Mas existe uma terceira linha de pensamento: a das autoridades egípcias, que são instintivamente pró-americanas, mas estão chocadas pelo fato de a equipe Bush se dispor a utilizar seu poderio revolucionário para tentar remodelar o Iraque.
As autoridades egípcias vêem essa tentativa como inútil, porque, para elas, o Iraque é um país tribal, congenitamente dividido, que só pode ser governado com mão de ferro.

Sorriso
Qual visão vai acabar revelando ser a mais acertada depende de como a situação se desenrolar no Iraque -e, acredite, todo o mundo está atento para isso.
Passei a tarde numa aula de estudos americanos na Universidade do Cairo.
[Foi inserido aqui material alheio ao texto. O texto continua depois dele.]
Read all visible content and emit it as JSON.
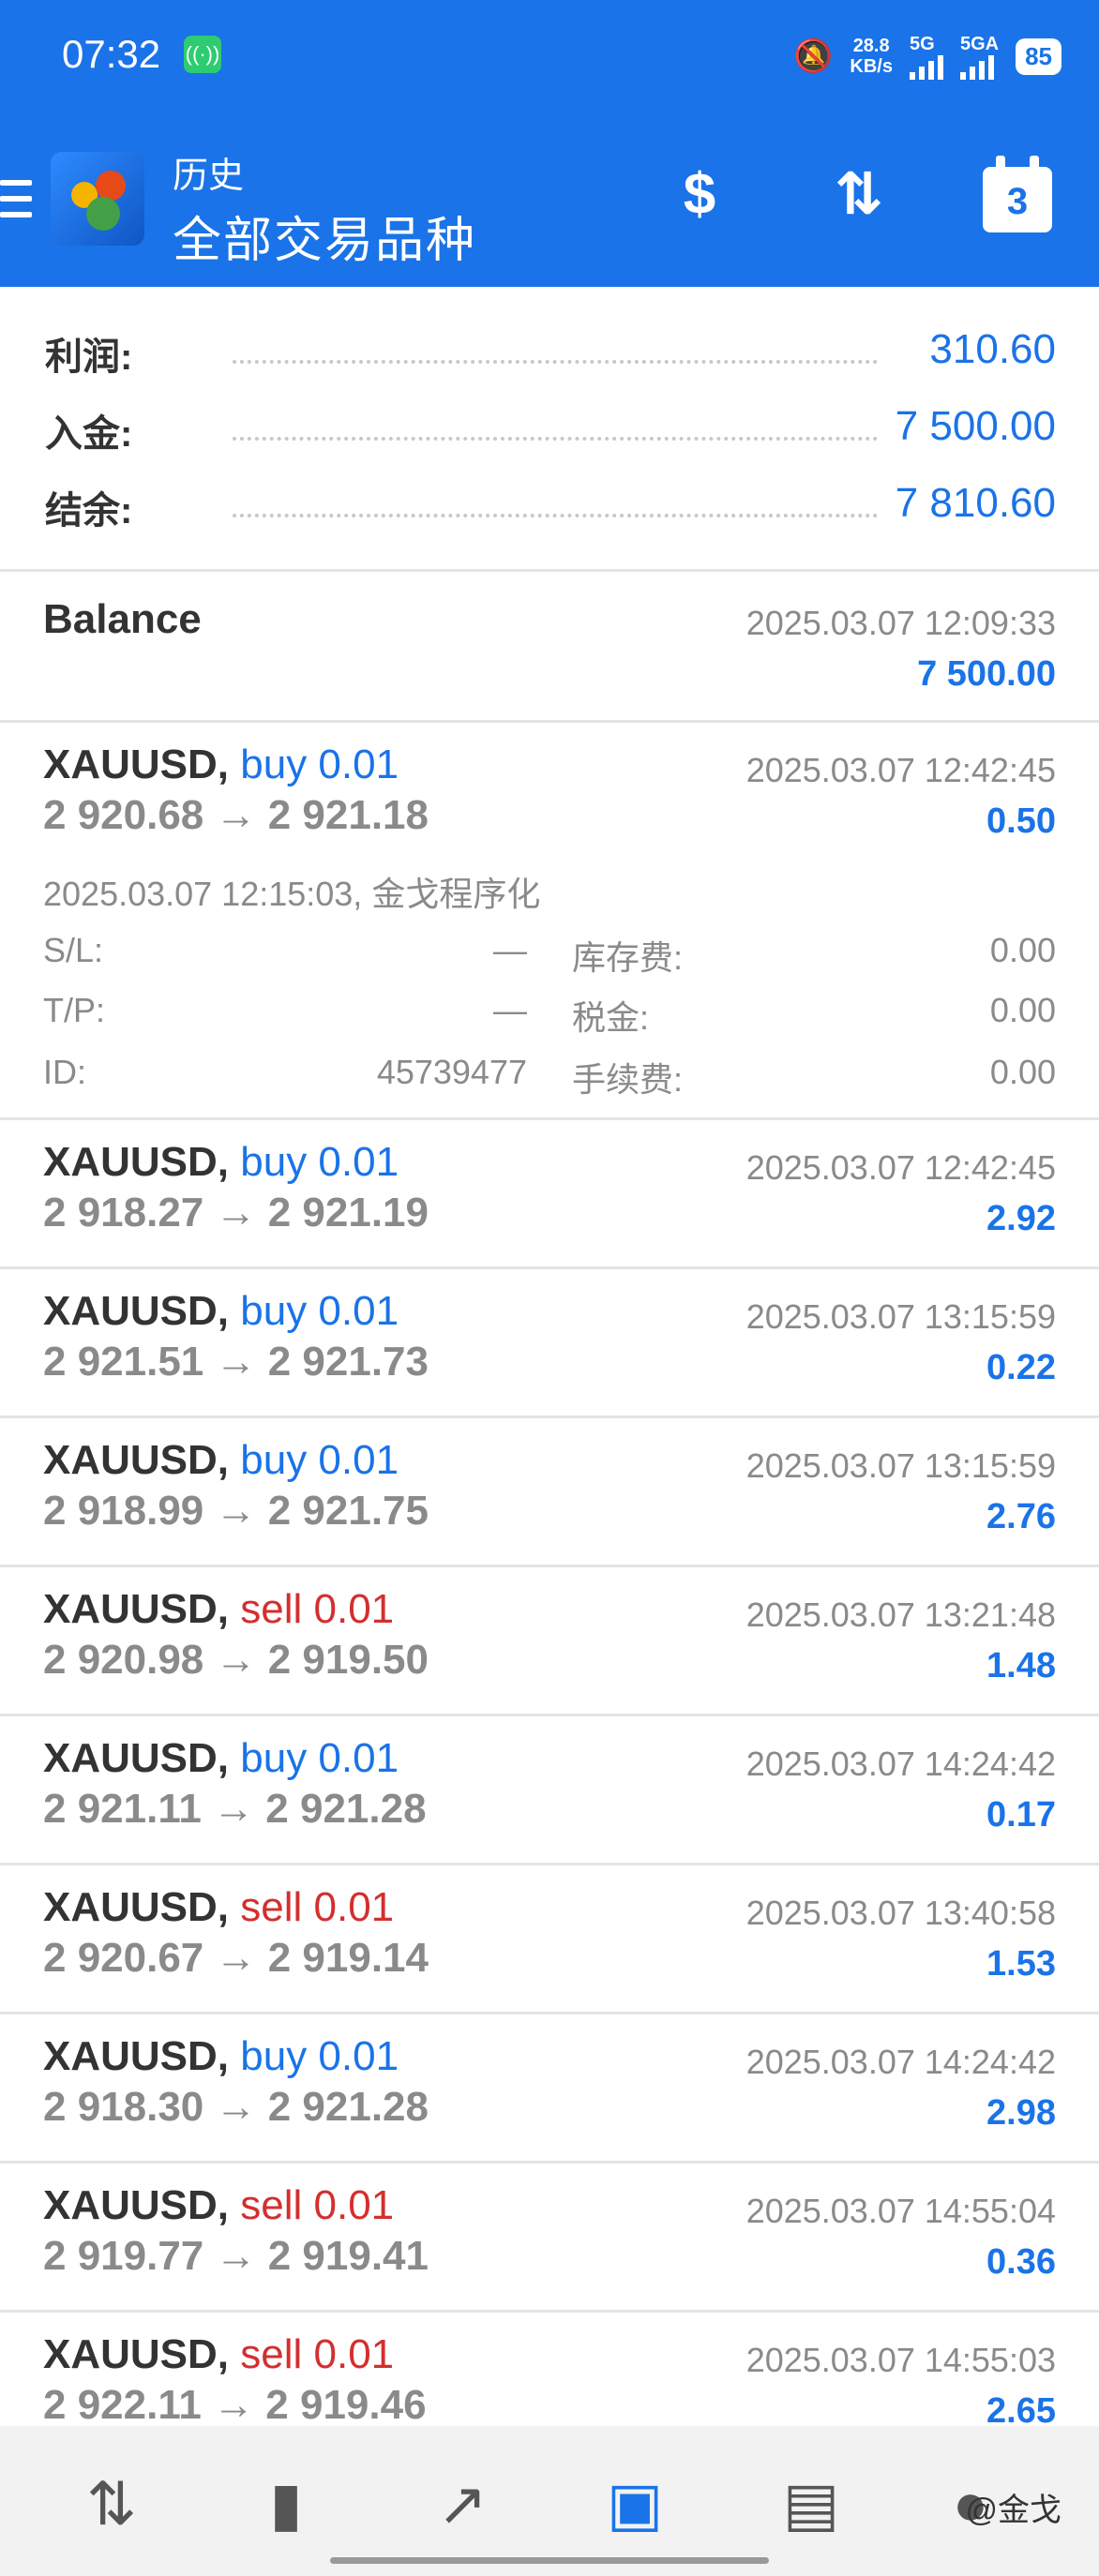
{
  "status_bar": {
    "time": "07:32",
    "net_speed": "28.8",
    "net_unit": "KB/s",
    "sim1": "5G",
    "sim2": "5GA",
    "battery": "85"
  },
  "header": {
    "title": "历史",
    "subtitle": "全部交易品种",
    "calendar_day": "3",
    "icons": [
      "menu-icon",
      "currency-exchange-icon",
      "sort-icon",
      "calendar-icon"
    ]
  },
  "summary": [
    {
      "label": "利润:",
      "value": "310.60"
    },
    {
      "label": "入金:",
      "value": "7 500.00"
    },
    {
      "label": "结余:",
      "value": "7 810.60"
    }
  ],
  "balance_entry": {
    "label": "Balance",
    "datetime": "2025.03.07 12:09:33",
    "amount": "7 500.00"
  },
  "expanded_trade": {
    "symbol": "XAUUSD,",
    "side": "buy 0.01",
    "side_type": "buy",
    "prices": "2 920.68 → 2 921.18",
    "datetime": "2025.03.07 12:42:45",
    "profit": "0.50",
    "open_info": "2025.03.07 12:15:03, 金戈程序化",
    "sl_label": "S/L:",
    "sl_value": "—",
    "tp_label": "T/P:",
    "tp_value": "—",
    "id_label": "ID:",
    "id_value": "45739477",
    "swap_label": "库存费:",
    "swap_value": "0.00",
    "tax_label": "税金:",
    "tax_value": "0.00",
    "fee_label": "手续费:",
    "fee_value": "0.00"
  },
  "trades": [
    {
      "symbol": "XAUUSD,",
      "side": "buy 0.01",
      "side_type": "buy",
      "prices": "2 918.27 → 2 921.19",
      "datetime": "2025.03.07 12:42:45",
      "profit": "2.92"
    },
    {
      "symbol": "XAUUSD,",
      "side": "buy 0.01",
      "side_type": "buy",
      "prices": "2 921.51 → 2 921.73",
      "datetime": "2025.03.07 13:15:59",
      "profit": "0.22"
    },
    {
      "symbol": "XAUUSD,",
      "side": "buy 0.01",
      "side_type": "buy",
      "prices": "2 918.99 → 2 921.75",
      "datetime": "2025.03.07 13:15:59",
      "profit": "2.76"
    },
    {
      "symbol": "XAUUSD,",
      "side": "sell 0.01",
      "side_type": "sell",
      "prices": "2 920.98 → 2 919.50",
      "datetime": "2025.03.07 13:21:48",
      "profit": "1.48"
    },
    {
      "symbol": "XAUUSD,",
      "side": "buy 0.01",
      "side_type": "buy",
      "prices": "2 921.11 → 2 921.28",
      "datetime": "2025.03.07 14:24:42",
      "profit": "0.17"
    },
    {
      "symbol": "XAUUSD,",
      "side": "sell 0.01",
      "side_type": "sell",
      "prices": "2 920.67 → 2 919.14",
      "datetime": "2025.03.07 13:40:58",
      "profit": "1.53"
    },
    {
      "symbol": "XAUUSD,",
      "side": "buy 0.01",
      "side_type": "buy",
      "prices": "2 918.30 → 2 921.28",
      "datetime": "2025.03.07 14:24:42",
      "profit": "2.98"
    },
    {
      "symbol": "XAUUSD,",
      "side": "sell 0.01",
      "side_type": "sell",
      "prices": "2 919.77 → 2 919.41",
      "datetime": "2025.03.07 14:55:04",
      "profit": "0.36"
    },
    {
      "symbol": "XAUUSD,",
      "side": "sell 0.01",
      "side_type": "sell",
      "prices": "2 922.11 → 2 919.46",
      "datetime": "2025.03.07 14:55:03",
      "profit": "2.65"
    }
  ],
  "bottom_nav": {
    "items": [
      "quotes-icon",
      "chart-icon",
      "trade-icon",
      "history-icon",
      "news-icon",
      "avatar-icon"
    ],
    "active": "history-icon",
    "watermark": "@金戈"
  },
  "colors": {
    "accent": "#1a73e8",
    "sell": "#d32f2f",
    "muted": "#8a8a8a"
  }
}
O professor, Mohammed Kamel, resumiu o clima dominante: "Em 1975, Richard Nixon veio para o Egito, e o governo levou enormes multidões para as ruas. Alguns americanos zombaram de Nixon por isso, e Nixon se defendeu, dizendo: "Você pode obrigar as pessoas a sair às ruas e dar as boas-vindas a um líder estrangeiro, mas não pode obrigá-las a sorrir".".
"É possível que, com o tempo, os iraquianos parem de opor resistência aos EUA. Mas isso não fará esta guerra ser legítima. O que os Estados Unidos precisam é levar os iraquianos a sorrir. Se vocês conseguirem isso, as pessoas vão considerar esta invasão um sucesso", continuou o professor.
Há muita coisa em jogo nesse sorriso, disse Kamel, porque esta é a primeira "guerra árabe-americana". Não se trata de árabes e israelenses, desta vez. Trata-se de os EUA entrarem no mundo árabe -entrarem não apenas com seu poderio ou cultura, mas com seus ideais. É uma guerra em torno daquilo que os EUA representam.
"Se ela der errado", concluiu Kamel, "se vocês não cumprirem o que prometeram, isso terá um impacto realmente grande. As pessoas não apenas dirão que a política dos EUA é errada, mas que suas idéias são falsas, que os americanos não acreditam de fato nelas ou não sabem como colocá-las em prática".
Em outras palavras, precisamos concluir a paz melhor do que iniciamos a guerra.